Продолжатель Феофана - Жизнеописания византийских царей

На нашем сайте KnigaRead.com Вы можете абсолютно бесплатно читать книгу онлайн Продолжатель Феофана, "Жизнеописания византийских царей" бесплатно, без регистрации.
Перейти на страницу:

15. Когда первая улыбка весны побудила его воинство покинуть свои укрытия и логовища, решил Фома снова напасть на Константинополь с моря и с суши. Но уже застал он Михаила не в прежнем виде: царь успел собрать войско на суше и флот на море. С тем же снаряжением явился Фома на прежнее место – Влахернскую бухту. На рассвете он подал сигнал к бою и собрался сокрушить влахернскую стену, однако Михаил с высоты стены вступил в разговор с некоторыми из его воинов, предложил им свободу от наказаний, пообещал много благ, если только перейдут на его сторону и не пожелают марать себя кровью единоплеменников и братьев. Однако, произнося такие речи, он будто воду лил в дырявую бочку (это по пословице) и только прибавил дерзости врагу (это к нему-то обращаются с увещеваниями!) или, иными словами, и врага избавил от страха, и в себя вселил бодрость и силу. Затем неожиданно защитники высыпали из многих ворот, там, где их совсем и не ждали, вступили в бой, учинили великую резню и одержали блестящую победу. А на море одержана была победа еще большая, чем на суше. Когда царские триеры[46] вышли в море и только еще собирались вступить в схватку, а мятежный флот лишь завязывал битву и метал камни, не знаю, что вдруг случилось [31] и какие страхи и волнения обуяли вдруг врага, только повернул он назад и поспешил к берегу. Одни из моряков переметнулись и перебежали к самодержцу, другие направились к своему сухопутному войску, во всяком случае оставаться и сражаться на море отказались решительно все. Вот так без труда был рассеян и обращен в ничто флот, который так и не совершил ничего, что было соразмерно огромному числу его кораблей в плывших на нем воинов.

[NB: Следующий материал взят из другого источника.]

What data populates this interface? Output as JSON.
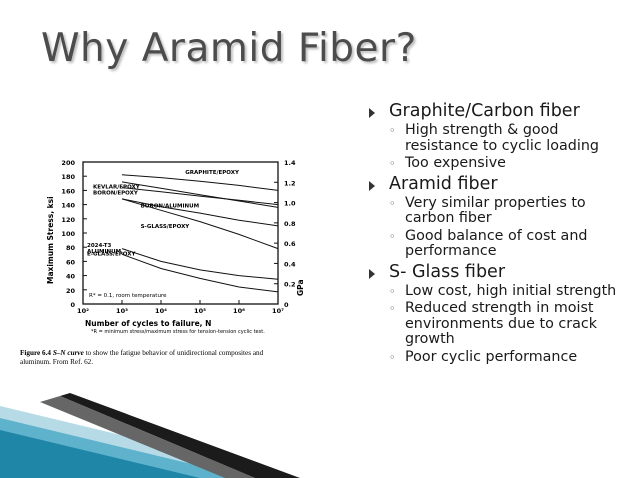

16. Видел упомянутый уже Григорий[47], сколь жалок мятежник и во что превратится со временем из-за своего пристрастия к попойкам и отсутствия разума, который больше, чем что другое, может принести победу, и потому взял часть своего отряда (предварительно снесся он с царем с помощью посланного царем студийского монаха), решил отделиться от остального войска и стал действовать в тылу у мятежника. Он угрожал и не давал покоя Фоме и этим зарабатывал прощение грехов себе, а также снисхождение к супруге и детям, которых держали в тюрьме после его перехода к мятежнику. Но не дошла весть об этом до императора, настолько отрезан он был от всех остальных, будь то кто-нибудь из близких или дальних, кто взял бы его сторону. Ну а Фома, который боялся, как бы вдруг не усилился Григорий, и в то же время хотел вселить страх в своих воинов, преследуя прежнюю цель, осаду с города не снял, но решил предупредить нападение с тыла, взял небольшое число воинов, способных, как он думал, сразиться с Григорием, победил его, настиг бегущего и убил. Он быстро возвращается к осаждающему город войску и рассылает повсюду письма с известием о победе (которой не было!), а также приказывает [32] быстро доставить ему флот от берегов Эллады, дабы вновь уже с большими силами напасть на наш берег. И вот триста пятьдесят кораблей, включая диеры и грузовые суда, отплыли с попутным ветром и причалили в гавани Вириды во Фракии. А в это время незаметно приблизился и напал на них царский огненосный флот[48], многие корабли были захвачены вместе с командой, иные сожжены могучей рукой, а те немногие, кто остался невредимым, мечтали только о том, как бы добраться до Влахернской бухты и соединиться с сухопутным войском. Так все и вышло. Вот таким образом развивались события на море. Ну а на суше перестрелки чередовались со стычками, и то Михаил, то его сын Феофил вместе с Ольвианом и Катакилом выходили на врага, нанося и получая смертоносные удары. Но нельзя было решить дела доблестью и силой в регулярном строю и честном бою, ведь был Михаил много слабее и не в состоянии противостоять конному и хорошо снаряженному войску противника.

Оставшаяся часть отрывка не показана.